According to the FT investigation—words we don’t see strung together often enough—a computer bug led Moody’s to give AAA ratings to something called (stay with us, now) constant-proportion debt obligations that didn’t deserve them, even by the already shaky standards of rating debt derivatives. The worst part, Moody’s knew its ratings were bad and didn’t tell anyone, and the FT has the documents to prove it:
Internal Moody’s documents seen by the FT show that some senior staff within the credit agency knew early in 2007 that products rated the previous year had received top-notch triple A ratings and that, after a computer coding error was corrected, their ratings should have been up to four notches lower.
News of the coding error comes as ratings agencies are under pressure from regulators and governments, who see failings in the rating of complex structured debt as an integral part of the financial crisis. While coding errors do occur there is no record of one being so significant.
The FT’s story made waves immediately. Moody’s promised an investigation and the Securities and Exchange Commission said it would take a look, urged on by politicians.
To add to the journalistic excellence, the salmon sheet tacked on an in-depth look at the background of the ratings firms debacle that is a key factor in the credit crisis and reports more on CPDOs themselves (a side Credit to Money Week for this perceptive and on-the-money article about them way back in 2006).
The package provides the kind of deep, confrontational reporting too often missing in the FT, which is usually content to post 400 words and be done with it. The Moody’s package is especially welcome at a time when The Wall Street Journal, which historically has used (and indeed, been the exemplar of) the American long-form approach much more, may be on its way to becoming FT II, in what Audit honcho Dean Starkman calls “the Anglo-ization of The Wall Street Journal.
If that’s the case, investigative efforts from the FT are especially needed. And even if it’s not, an FT investigative capacity is a welcome addition to the American journalistic landscape and a sign that the British paper intends not just to report but to lead.
Ranieri’s CA record: down the memory hole
A Debit to the financial press for its coverage of Franklin Bank Corporation naming an interim CEO after the company revealed “improper accounting” in its mortgage lending numbers. The company made its chairman Lewis S. Ranieri acting CEO.

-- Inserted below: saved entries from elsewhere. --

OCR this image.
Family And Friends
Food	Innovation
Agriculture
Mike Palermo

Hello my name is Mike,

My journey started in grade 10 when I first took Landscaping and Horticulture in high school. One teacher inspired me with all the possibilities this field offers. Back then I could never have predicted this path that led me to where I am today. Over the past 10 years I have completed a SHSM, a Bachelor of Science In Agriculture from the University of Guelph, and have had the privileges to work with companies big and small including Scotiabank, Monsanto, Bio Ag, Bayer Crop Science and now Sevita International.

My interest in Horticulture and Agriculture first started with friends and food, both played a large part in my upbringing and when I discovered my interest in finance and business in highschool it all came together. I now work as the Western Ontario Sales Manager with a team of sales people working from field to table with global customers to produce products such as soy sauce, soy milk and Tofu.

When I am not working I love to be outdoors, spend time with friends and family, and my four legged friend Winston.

It’s interesting news, and The New York Times reported it on its Business Day cover with the angle that Ranieri had been a sort of subprime Cassandra, “warning anyone who would listen that the housing market was about to collapse.”
The Wall Street Journal wrote about it on C2, and gives a bit of background, too, noting that Ranieri was a key figure in the classic Wall Street book “Liar’s Poker” who basically invented the mortgage bonds that led to the current crisis. Reuters mentions that, as well.
But none mentioned a germane piece of data for someone taking over a company in the midst of accounting woes: Ranieri has experience with accounting scandals. He was on the board of Computer Associates when it put itself through its long, crippling ordeal earlier this decade and was nearly shut down by a federal indictment in the $2.2 billion accounting fraud. CFO.com is the only publication we can find that even mentioned his association with CA (in 2006 it renamed itself like most accounting frauds do).
One big shareholder filed suit last fall against CA alleges that Ranieri and former New York Senator Alfonse D’Amato “knew of and directed the cover-up of the fraud” and that Ranieri specifically met with an executive to tell him to lie. The exec is now in prison.
This is all information that readers should know.
Counterintuition runs amok
A Debit to Wired for its burn-the-village-to-save-it cover story on global warming in its June issue.
We know Conde Nast has got to sell magazines and all, and barring pictures of celebrity cellulite, nothing accomplishes that better than the Everything You Thought You Knew Is Wrong piece, but this is ridiculous. We’ve just about had it with this know-it-all journalism of unconventional wisdom.